It's great that she's good with other cats, but that is a problem from your angle. She can depend on your other cat for all interactions and may not warm up to you, I've heard it happen so I'd be proactive about this. I'd treat her like any regular feral cat you're trying to tame. I don't know how safe she feels in your overall house, but she doesn't feel safe with you, so that means she's always going to be a little on edge in your house. Maybe this would go away with time, like other suggestions, but I'd rather force the issue a bit more. Meaning I'd personally separate her from your other cat and put her in a "safe room" like a bedroom or something, a place you're willing to spend a lot of time with her. In that room she should have everything she needs, litterbox, food, water. The food you should bring to her at set times. She shouldn't leave that room until she's more comfortable with your presents.

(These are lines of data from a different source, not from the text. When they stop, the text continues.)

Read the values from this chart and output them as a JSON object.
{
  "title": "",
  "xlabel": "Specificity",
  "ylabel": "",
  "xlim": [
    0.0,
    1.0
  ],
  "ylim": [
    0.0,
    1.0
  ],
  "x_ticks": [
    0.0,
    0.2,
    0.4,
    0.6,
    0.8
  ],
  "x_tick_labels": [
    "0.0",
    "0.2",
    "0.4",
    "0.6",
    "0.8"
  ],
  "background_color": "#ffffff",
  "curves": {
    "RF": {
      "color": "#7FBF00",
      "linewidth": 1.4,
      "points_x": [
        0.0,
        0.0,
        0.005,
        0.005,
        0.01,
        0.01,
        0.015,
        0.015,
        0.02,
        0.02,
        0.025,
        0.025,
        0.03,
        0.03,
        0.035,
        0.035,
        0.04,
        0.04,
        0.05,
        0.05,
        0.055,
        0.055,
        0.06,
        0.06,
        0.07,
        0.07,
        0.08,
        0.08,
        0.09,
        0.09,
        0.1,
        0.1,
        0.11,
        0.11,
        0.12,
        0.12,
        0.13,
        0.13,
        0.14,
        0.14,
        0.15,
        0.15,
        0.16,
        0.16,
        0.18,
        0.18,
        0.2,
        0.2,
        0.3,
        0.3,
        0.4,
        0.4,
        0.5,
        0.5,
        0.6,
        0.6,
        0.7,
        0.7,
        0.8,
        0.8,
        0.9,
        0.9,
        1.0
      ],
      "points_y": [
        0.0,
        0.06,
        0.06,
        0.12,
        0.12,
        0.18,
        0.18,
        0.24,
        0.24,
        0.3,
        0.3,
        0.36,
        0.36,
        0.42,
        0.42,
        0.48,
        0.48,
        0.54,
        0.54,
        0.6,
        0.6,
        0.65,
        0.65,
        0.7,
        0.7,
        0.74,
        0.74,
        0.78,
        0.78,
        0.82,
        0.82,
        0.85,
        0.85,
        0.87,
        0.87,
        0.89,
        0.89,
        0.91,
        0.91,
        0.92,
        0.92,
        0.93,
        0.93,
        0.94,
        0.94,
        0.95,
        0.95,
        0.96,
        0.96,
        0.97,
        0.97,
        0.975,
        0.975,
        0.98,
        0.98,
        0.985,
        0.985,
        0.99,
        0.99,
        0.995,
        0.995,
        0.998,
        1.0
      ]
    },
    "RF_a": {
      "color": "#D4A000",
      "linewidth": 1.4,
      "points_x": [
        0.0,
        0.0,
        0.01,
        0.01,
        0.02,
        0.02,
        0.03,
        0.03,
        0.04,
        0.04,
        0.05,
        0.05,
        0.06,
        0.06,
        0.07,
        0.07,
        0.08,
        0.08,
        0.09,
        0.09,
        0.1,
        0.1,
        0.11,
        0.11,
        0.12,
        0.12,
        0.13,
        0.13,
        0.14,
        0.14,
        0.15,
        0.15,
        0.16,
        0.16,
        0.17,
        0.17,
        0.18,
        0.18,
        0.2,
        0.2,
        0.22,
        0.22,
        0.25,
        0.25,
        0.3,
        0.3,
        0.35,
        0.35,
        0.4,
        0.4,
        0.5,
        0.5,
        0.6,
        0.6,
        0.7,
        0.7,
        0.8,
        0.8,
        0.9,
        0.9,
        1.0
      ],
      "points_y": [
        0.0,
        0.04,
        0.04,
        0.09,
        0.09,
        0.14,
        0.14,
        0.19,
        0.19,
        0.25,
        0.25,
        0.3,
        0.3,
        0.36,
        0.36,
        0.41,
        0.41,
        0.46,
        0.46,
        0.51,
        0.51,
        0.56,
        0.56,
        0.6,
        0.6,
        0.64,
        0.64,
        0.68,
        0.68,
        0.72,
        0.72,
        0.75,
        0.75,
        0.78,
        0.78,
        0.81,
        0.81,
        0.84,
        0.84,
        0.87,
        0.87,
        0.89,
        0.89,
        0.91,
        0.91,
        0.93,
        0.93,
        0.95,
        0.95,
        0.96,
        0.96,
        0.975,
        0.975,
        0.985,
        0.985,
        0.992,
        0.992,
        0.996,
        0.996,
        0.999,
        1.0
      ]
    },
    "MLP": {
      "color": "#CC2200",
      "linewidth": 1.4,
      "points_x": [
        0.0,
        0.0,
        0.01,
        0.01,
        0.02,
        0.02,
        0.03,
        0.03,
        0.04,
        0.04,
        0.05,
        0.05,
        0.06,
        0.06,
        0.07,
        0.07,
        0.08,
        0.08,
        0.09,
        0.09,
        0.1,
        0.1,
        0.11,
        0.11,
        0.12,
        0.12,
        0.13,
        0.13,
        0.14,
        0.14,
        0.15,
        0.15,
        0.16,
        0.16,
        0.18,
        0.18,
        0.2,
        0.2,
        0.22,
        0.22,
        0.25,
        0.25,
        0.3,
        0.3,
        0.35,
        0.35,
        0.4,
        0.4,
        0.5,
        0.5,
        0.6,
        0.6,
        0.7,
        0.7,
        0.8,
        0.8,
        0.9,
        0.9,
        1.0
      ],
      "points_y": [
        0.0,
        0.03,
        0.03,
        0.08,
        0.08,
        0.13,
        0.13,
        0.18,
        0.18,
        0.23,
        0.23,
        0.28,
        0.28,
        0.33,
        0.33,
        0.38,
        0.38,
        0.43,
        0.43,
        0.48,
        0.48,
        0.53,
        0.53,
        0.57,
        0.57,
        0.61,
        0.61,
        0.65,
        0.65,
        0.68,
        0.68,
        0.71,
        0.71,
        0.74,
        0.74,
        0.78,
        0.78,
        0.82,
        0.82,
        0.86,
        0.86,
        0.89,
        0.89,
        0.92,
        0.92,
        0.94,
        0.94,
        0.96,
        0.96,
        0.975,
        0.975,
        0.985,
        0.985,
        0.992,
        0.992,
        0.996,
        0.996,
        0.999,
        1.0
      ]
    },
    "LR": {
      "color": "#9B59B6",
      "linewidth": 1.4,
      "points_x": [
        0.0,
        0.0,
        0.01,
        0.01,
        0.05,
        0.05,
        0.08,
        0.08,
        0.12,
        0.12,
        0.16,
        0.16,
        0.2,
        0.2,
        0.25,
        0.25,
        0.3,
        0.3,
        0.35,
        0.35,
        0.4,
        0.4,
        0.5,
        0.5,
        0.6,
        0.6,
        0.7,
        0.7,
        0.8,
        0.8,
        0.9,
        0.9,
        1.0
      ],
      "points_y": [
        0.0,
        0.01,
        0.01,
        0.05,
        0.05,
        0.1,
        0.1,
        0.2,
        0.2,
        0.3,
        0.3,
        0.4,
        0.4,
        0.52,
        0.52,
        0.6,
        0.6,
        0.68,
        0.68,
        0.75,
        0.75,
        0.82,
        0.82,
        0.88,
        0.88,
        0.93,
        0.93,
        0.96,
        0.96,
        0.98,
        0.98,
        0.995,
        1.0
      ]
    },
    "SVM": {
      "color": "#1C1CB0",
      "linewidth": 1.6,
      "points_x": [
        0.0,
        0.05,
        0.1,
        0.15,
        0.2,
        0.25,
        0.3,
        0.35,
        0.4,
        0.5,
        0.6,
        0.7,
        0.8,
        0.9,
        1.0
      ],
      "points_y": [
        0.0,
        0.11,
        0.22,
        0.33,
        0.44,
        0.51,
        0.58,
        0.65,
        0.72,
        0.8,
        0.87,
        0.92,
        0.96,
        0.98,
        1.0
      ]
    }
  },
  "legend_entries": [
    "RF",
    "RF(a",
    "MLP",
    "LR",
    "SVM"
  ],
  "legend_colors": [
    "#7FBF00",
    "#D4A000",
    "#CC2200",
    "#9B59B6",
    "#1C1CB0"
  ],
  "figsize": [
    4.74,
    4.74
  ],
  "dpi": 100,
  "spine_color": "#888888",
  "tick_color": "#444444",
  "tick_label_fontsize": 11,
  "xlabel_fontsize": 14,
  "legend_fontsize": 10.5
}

She shouldn't have a place to hide from you that's extreme, like under a bed. Her hiding spot needs to be a place where you can reach and touch her (or in her thought process, harm her) at any time, but that you are not. This will start to sink in, that you're not harming her. Spend time in the room walking and moving around slowly, talk softly to her, pet her when she's eating (or whenever she'll allow), try playing interactive wand toy games with her, don't make eye contact with her (if they don't trust you they see this as a threat), sit on the ground a lot. I mean a lot. That way you're not so scary. Do something simple, totally ignoring the kitty, like reading (aloud would be good so she gets used to your voice) or bring in a laptop or something. Give her lots of treats, coaxing her closer to you. I'd bring your other cat in for visits only when you're there and only after she's made a little progress in trusting you.
I have a semi-feral cat in the garage, I spend an hour or two in their daily and he's been there for three weeks. He's gone from a cat that wouldn't come out of his hiding spot (on top of a fridge) to a cat that would come down growling, hissing, attacking and being food possessive... and then again to a cat that would sit beside me, and then a cat that's a moderate version of all those things (we're working on it), for the last week and a half he's been seeking out pets and is far less scared of me standing or walking about the room as he gets used to me. He even allows slight petting while he's eating - considering how food possessive he is that's a milestone
A lot of progress can be made in a short time if you focus on improving the problem, and that's going to be good for the cat and for you.